# Cluster Sampling

**Cluster sampling** is a type of probability sampling method where the population is divided into separate groups, known as clusters, and a random selection of these clusters is then made to represent the population. Instead of sampling individuals directly, entire clusters (or groups) are sampled, and data is collected from all or some individuals within the selected clusters.

**Key Points**

1. Clusters: The population is divided into clusters, often based on geographic locations, institutions, or other natural groupings. Each cluster is considered a mini-representation of the larger population.

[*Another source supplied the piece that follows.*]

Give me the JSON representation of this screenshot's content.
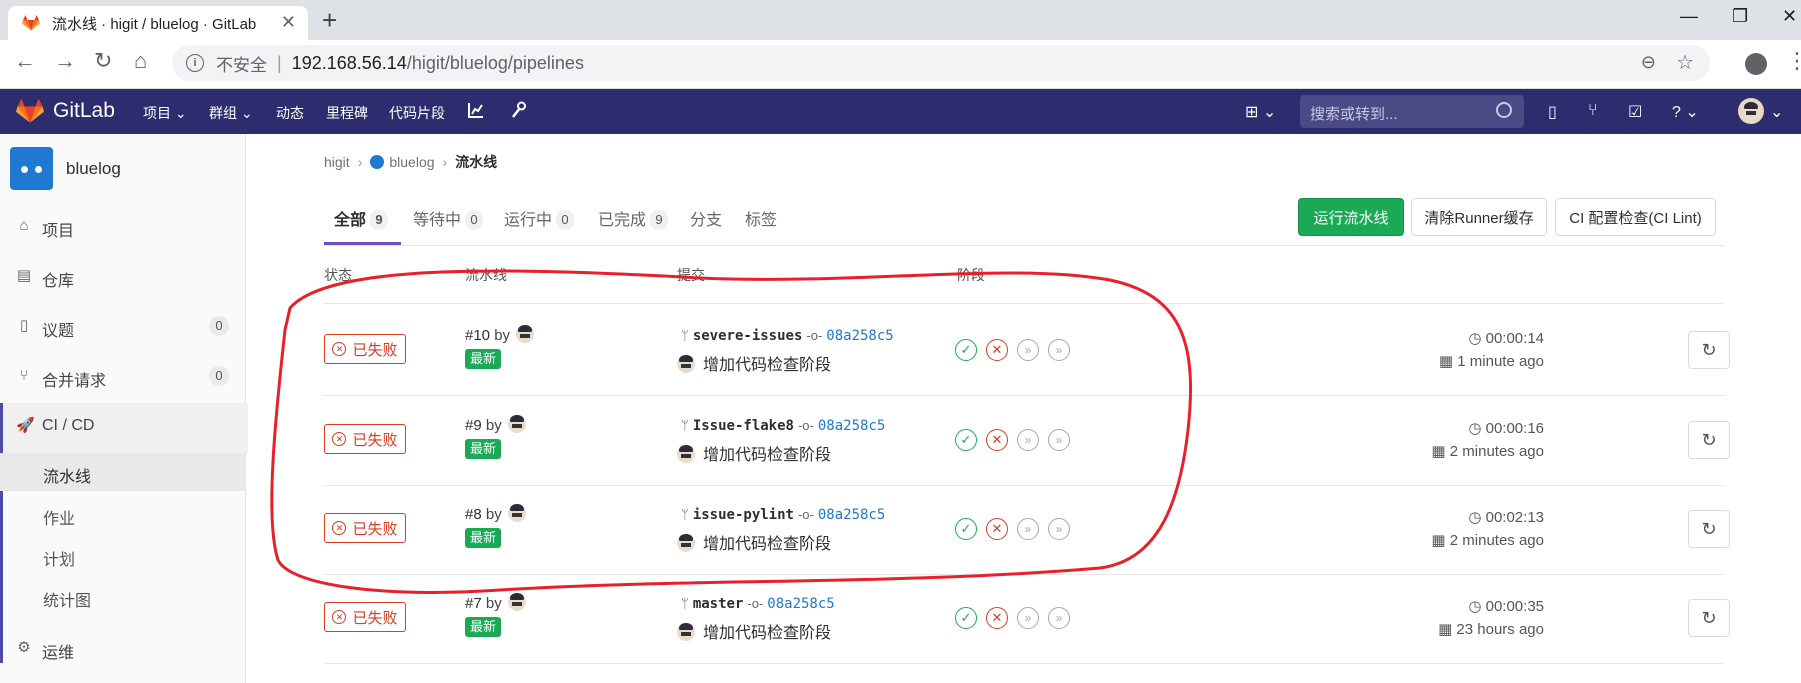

2. Random Selection of Clusters: Clusters are randomly selected from the total number of clusters. The number of clusters selected depends on the size of the population and desired sample size.

3. Data Collection: Once the clusters are selected, either all individuals within the selected clusters are surveyed (one-stage cluster sampling), or a random sample of individuals from within each selected cluster is surveyed (two-stage cluster sampling).

**Example**

Let’s say you want to survey students in a country, but it's impractical to randomly sample students from all schools. Instead, you:

    Divide the population by schools (clusters).
    Randomly select a number of schools (clusters).
    Survey all students from the selected schools (one-stage) or randomly sample students from these schools (two-stage).

**Types of Cluster Sampling**

1. One-Stage Cluster Sampling: Entire clusters are selected, and all individuals within these clusters are surveyed.

2. Two-Stage Cluster Sampling: Clusters are selected, but only a random sample of individuals from each cluster is surveyed.

**Advantages of Cluster Sampling**

1. Cost-effective: It reduces travel and administrative costs when dealing with large populations spread over large areas.
2. Easier data collection: Since the sample is grouped, data collection can be more manageable.

**Disadvantages**

1. Less accurate: Cluster sampling can introduce bias if the clusters aren't representative of the population.
2. Higher sampling error: Compared to simple random sampling, there's a higher chance of sampling error due to differences between clusters.

In [None]:
import pandas as pd

print(pd.Series(wnba['Team'].unique()).sample(4, random_state = 0))

data = pd.read_csv('wnba.csv')
df = pd.DataFrame(data)

df_pho = df[df['Team'] == 'PHO']
df_ind = df[df['Team'] == 'IND']
df_min = df[df['Team'] == 'MIN']
df_atl = df[df['Team'] == 'ATL']

all_data = pd.concat([df_pho, df_ind, df_min, df_atl])
print(all_data)


# Calculate population means for the whole dataset (true population values)
population_mean_height = df['Height'].mean()
population_mean_age = df['Age'].mean()
population_mean_BMI = df['BMI'].mean()
population_mean_points = df['PTS'].mean()

# Calculate the means for Height, Age, BMI, and PTS from the selected cluster data
cluster_mean_height = all_data['Height'].mean()
cluster_mean_age = all_data['Age'].mean()
cluster_mean_BMI = all_data['BMI'].mean()
cluster_mean_points = all_data['PTS'].mean()

sampling_error_height = population_mean_height - cluster_mean_height
sampling_error_age = population_mean_age - cluster_mean_age
sampling_error_BMI = population_mean_BMI - cluster_mean_BMI
sampling_error_points = population_mean_points - cluster_mean_points

**Explanation:**

**Purpose:**

The code demonstrates cluster sampling and illustrates the concept of sampling error, which shows that samples may not perfectly represent the whole population.